Rezension zu "Die Draghi-Krise" von Markus C. Kerber
Als Lloyd Blankfein diese Feststellung traf, war er Chef von Goldman Sachs. Da sich Blankfein schon mal mit Gott auf eine Stufe gestellt hatte und sich Goldman Sachs aus gutem Grund vermutlich bestens in den europäischen Risiken auskennt, muss man das wohl glauben. Zum großen Teil mitverantwortlich für diese Bedrohungslage ist der derzeitige EZB-Chef Draghi, denn er beaufsichtigte die italienischen Banken bevor er zur EZB ging. In seiner faktisch unkontrollierbaren Position versucht er nun die enormen Risiken der italienischen Finanzwirtschaft anderen europäischen Ländern unterzuschieben. Weil insbesondere in Deutschland eine konfliktscheue Regierung an der Macht ist, scheint Herr Draghi auf einem guten Weg bei seinem Vorhaben zu sein.

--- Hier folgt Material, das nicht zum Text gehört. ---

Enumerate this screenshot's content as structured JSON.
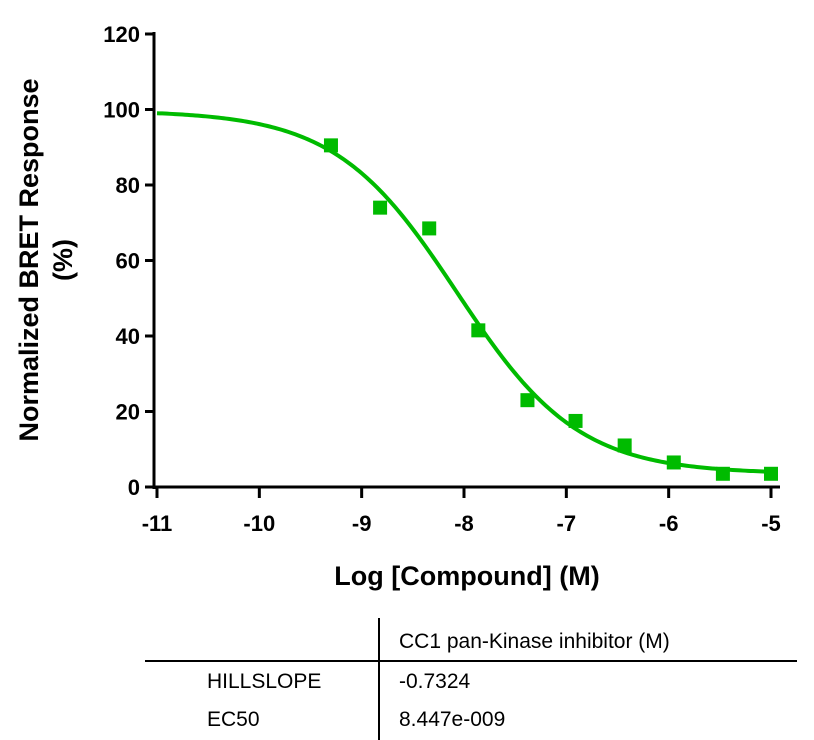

Ungefähr ein Drittel aller EZB-Risiken trägt Deutschland. Es besitzt jedoch dieselben Stimmrechte wie Malta oder Zypern. Wer sich so etwas gefallen lässt, handelt völlig verantwortungslos und muss sich nicht wundern, wenn diese Unfähigkeit, berechtigte Eigeninteressen zu verfolgen, ausgenutzt wird. Der Autor dieses Büchleins fasst das so zusammen: "Dass Draghi aus der EZB eine französisch-italienische Veranstaltung gemacht hat, in der die verbliebenen Alibi-Deutschen höchstens noch Exekutanten seiner Politik sind, hängt damit zusammen, dass die Deutschen sich dieses Spiel aus Täuschung und Erpressung immer noch als europäische Integration vorgaukeln lassen."

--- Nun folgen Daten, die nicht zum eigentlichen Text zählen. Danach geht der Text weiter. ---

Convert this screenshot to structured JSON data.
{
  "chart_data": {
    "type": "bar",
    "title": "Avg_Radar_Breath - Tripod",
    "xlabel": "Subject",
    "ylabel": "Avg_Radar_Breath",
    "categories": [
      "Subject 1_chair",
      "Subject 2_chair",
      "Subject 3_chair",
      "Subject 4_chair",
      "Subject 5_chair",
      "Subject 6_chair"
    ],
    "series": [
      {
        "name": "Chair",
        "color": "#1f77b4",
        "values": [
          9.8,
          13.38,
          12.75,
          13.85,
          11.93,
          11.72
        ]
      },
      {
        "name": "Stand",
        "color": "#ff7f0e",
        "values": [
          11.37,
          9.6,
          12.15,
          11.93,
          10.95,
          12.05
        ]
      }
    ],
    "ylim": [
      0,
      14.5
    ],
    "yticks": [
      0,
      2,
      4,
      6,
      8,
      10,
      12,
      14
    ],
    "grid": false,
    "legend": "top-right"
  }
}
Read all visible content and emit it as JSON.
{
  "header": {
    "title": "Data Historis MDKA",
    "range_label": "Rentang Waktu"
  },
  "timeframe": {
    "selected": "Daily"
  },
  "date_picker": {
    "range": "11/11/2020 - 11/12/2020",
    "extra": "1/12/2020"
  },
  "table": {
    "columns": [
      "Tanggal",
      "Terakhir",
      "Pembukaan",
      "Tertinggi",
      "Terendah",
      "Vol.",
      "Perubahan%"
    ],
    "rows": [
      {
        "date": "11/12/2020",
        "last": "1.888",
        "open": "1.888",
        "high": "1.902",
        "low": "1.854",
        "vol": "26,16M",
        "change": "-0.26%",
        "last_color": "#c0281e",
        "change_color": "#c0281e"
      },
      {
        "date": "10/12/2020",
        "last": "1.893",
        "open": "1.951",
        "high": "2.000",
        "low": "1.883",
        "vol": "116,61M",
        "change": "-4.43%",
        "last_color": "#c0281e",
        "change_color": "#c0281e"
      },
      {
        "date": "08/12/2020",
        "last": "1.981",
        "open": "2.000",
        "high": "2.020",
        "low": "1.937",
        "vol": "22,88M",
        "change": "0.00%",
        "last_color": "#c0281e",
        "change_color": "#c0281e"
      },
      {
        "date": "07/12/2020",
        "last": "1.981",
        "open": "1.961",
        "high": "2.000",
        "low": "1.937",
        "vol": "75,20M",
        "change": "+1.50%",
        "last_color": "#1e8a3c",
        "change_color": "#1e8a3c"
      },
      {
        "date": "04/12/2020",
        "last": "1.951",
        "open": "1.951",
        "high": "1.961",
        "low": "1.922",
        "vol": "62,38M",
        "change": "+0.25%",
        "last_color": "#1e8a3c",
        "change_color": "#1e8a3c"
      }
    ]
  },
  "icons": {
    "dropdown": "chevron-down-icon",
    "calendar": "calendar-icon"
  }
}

Markus C. Kerber, Professor für öffentliche Finanzwirtschaft und Wirtschaftspolitik an der TU Berlin, analysiert in seinem Text, wie Draghi es bisher geschafft hat, die EZB so zu benutzen, dass die Risiken der kranken italienischen Banken weitestgehend versteckt werden konnten. Das Prinzip ist keineswegs neu, sondern Standard in der EU. Man schafft wohlklingende Regeln für die Gemeinschaft, die sich insbesondere in Krisenzeiten bewähren sollten. Kommt dann eine Krise, dann werden die Regeln flugs gebrochen oder Sonderveranstaltungen organisiert, die wiederum so getarnt werden, dass nicht einmal die demokratischen Entscheidungsgremien verstehen, was eigentlich wirklich geschieht. Der ganze Eurorettungs-Krisenmechanismus ist dafür ein hervorragendes Beispiel. Sollte die Italien-Krise allerdings tatsächlich ausbrechen, reicht er bei weitem nicht, um eine Kettenreaktion zu vermeiden.

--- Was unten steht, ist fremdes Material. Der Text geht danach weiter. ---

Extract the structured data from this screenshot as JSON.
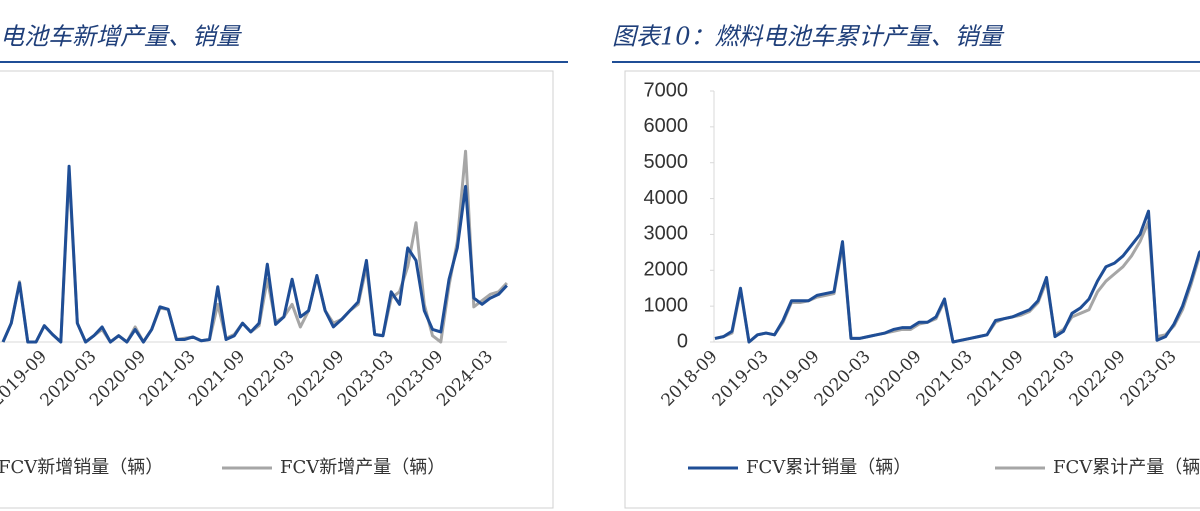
{
  "chart_data": [
    {
      "type": "line",
      "title": "电池车新增产量、销量",
      "categories": [
        null,
        null,
        null,
        null,
        null,
        "2019-09",
        null,
        null,
        null,
        null,
        null,
        "2020-03",
        null,
        null,
        null,
        null,
        null,
        "2020-09",
        null,
        null,
        null,
        null,
        null,
        "2021-03",
        null,
        null,
        null,
        null,
        null,
        "2021-09",
        null,
        null,
        null,
        null,
        null,
        "2022-03",
        null,
        null,
        null,
        null,
        null,
        "2022-09",
        null,
        null,
        null,
        null,
        null,
        "2023-03",
        null,
        null,
        null,
        null,
        null,
        "2023-09",
        null,
        null,
        null,
        null,
        null,
        "2024-03",
        null,
        null
      ],
      "series": [
        {
          "name": "FCV新增销量（辆）",
          "color": "#1f4e96",
          "values": [
            0,
            150,
            470,
            0,
            0,
            130,
            60,
            0,
            1400,
            150,
            0,
            50,
            120,
            0,
            50,
            0,
            100,
            0,
            100,
            280,
            260,
            20,
            20,
            40,
            10,
            20,
            440,
            20,
            50,
            150,
            80,
            150,
            620,
            140,
            200,
            500,
            200,
            250,
            530,
            250,
            120,
            180,
            250,
            320,
            650,
            60,
            50,
            400,
            300,
            750,
            650,
            250,
            100,
            80,
            500,
            750,
            1240,
            350,
            300,
            350,
            380,
            450
          ]
        },
        {
          "name": "FCV新增产量（辆）",
          "color": "#a6a6a6",
          "values": [
            0,
            150,
            480,
            0,
            0,
            130,
            60,
            0,
            1350,
            150,
            0,
            50,
            100,
            0,
            50,
            0,
            120,
            0,
            100,
            270,
            260,
            20,
            30,
            40,
            10,
            20,
            300,
            30,
            60,
            150,
            80,
            130,
            500,
            160,
            200,
            300,
            120,
            250,
            520,
            250,
            150,
            180,
            250,
            300,
            600,
            60,
            50,
            350,
            400,
            600,
            950,
            300,
            50,
            0,
            450,
            800,
            1520,
            280,
            330,
            380,
            400,
            470
          ]
        }
      ],
      "ylim": [
        0,
        2000
      ],
      "legend": "bottom"
    },
    {
      "type": "line",
      "title": "图表10：燃料电池车累计产量、销量",
      "categories": [
        "2018-09",
        null,
        null,
        null,
        null,
        null,
        "2019-03",
        null,
        null,
        null,
        null,
        null,
        "2019-09",
        null,
        null,
        null,
        null,
        null,
        "2020-03",
        null,
        null,
        null,
        null,
        null,
        "2020-09",
        null,
        null,
        null,
        null,
        null,
        "2021-03",
        null,
        null,
        null,
        null,
        null,
        "2021-09",
        null,
        null,
        null,
        null,
        null,
        "2022-03",
        null,
        null,
        null,
        null,
        null,
        "2022-09",
        null,
        null,
        null,
        null,
        null,
        "2023-03",
        null,
        null,
        null,
        null
      ],
      "series": [
        {
          "name": "FCV累计销量（辆）",
          "color": "#1f4e96",
          "values": [
            100,
            150,
            300,
            1500,
            0,
            200,
            250,
            200,
            600,
            1150,
            1150,
            1150,
            1300,
            1350,
            1400,
            2800,
            100,
            100,
            150,
            200,
            250,
            350,
            400,
            400,
            550,
            550,
            700,
            1200,
            0,
            50,
            100,
            150,
            200,
            600,
            650,
            700,
            800,
            900,
            1150,
            1800,
            150,
            300,
            800,
            950,
            1200,
            1700,
            2100,
            2200,
            2400,
            2700,
            3000,
            3650,
            50,
            150,
            500,
            1000,
            1700,
            2500,
            2700
          ]
        },
        {
          "name": "FCV累计产量（辆）",
          "color": "#a6a6a6",
          "values": [
            100,
            150,
            250,
            1450,
            0,
            200,
            250,
            200,
            550,
            1100,
            1100,
            1150,
            1250,
            1300,
            1350,
            2700,
            100,
            100,
            150,
            200,
            250,
            300,
            350,
            350,
            500,
            550,
            650,
            1150,
            0,
            50,
            100,
            150,
            200,
            550,
            650,
            700,
            750,
            850,
            1100,
            1700,
            200,
            350,
            700,
            800,
            900,
            1400,
            1700,
            1900,
            2100,
            2400,
            2800,
            3350,
            150,
            200,
            450,
            900,
            1600,
            2400,
            2800
          ]
        }
      ],
      "ylim": [
        0,
        7000
      ],
      "yticks": [
        0,
        1000,
        2000,
        3000,
        4000,
        5000,
        6000,
        7000
      ],
      "legend": "bottom"
    }
  ]
}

Das Buch beleuchtet die Sachlage, soweit das bei Italien überhaupt möglich ist, und zeigt, wie Draghi agiert, um möglichst viel von selbsterzeugten Schaden von Italien abzuhalten. Natürlich auf Kosten Deutschlands. Dass sich die deutschen Regierungen unter Merkel dies gefallen lassen, zeigt nur ein weiteres Mal ihre Inkompetenz. Einzelheiten findet man im Buch. Allerdings ist der Text oft recht technisch, was sich leider kaum vermeiden lässt. Mit ein wenig Vorbildung lässt er sich dennoch gut verstehen. Dass die Deutschen Draghi vorzeitig aus dem Amt jagen, wie Kerber optimistisch hofft, ist eher unwahrscheinlich. Viel wahrscheinlicher ist dagegen, dass Kanzlerin Merkel wieder einmal einknickt und erneut finanzielle Risiken dem deutschen Steuerzahler auferlegt.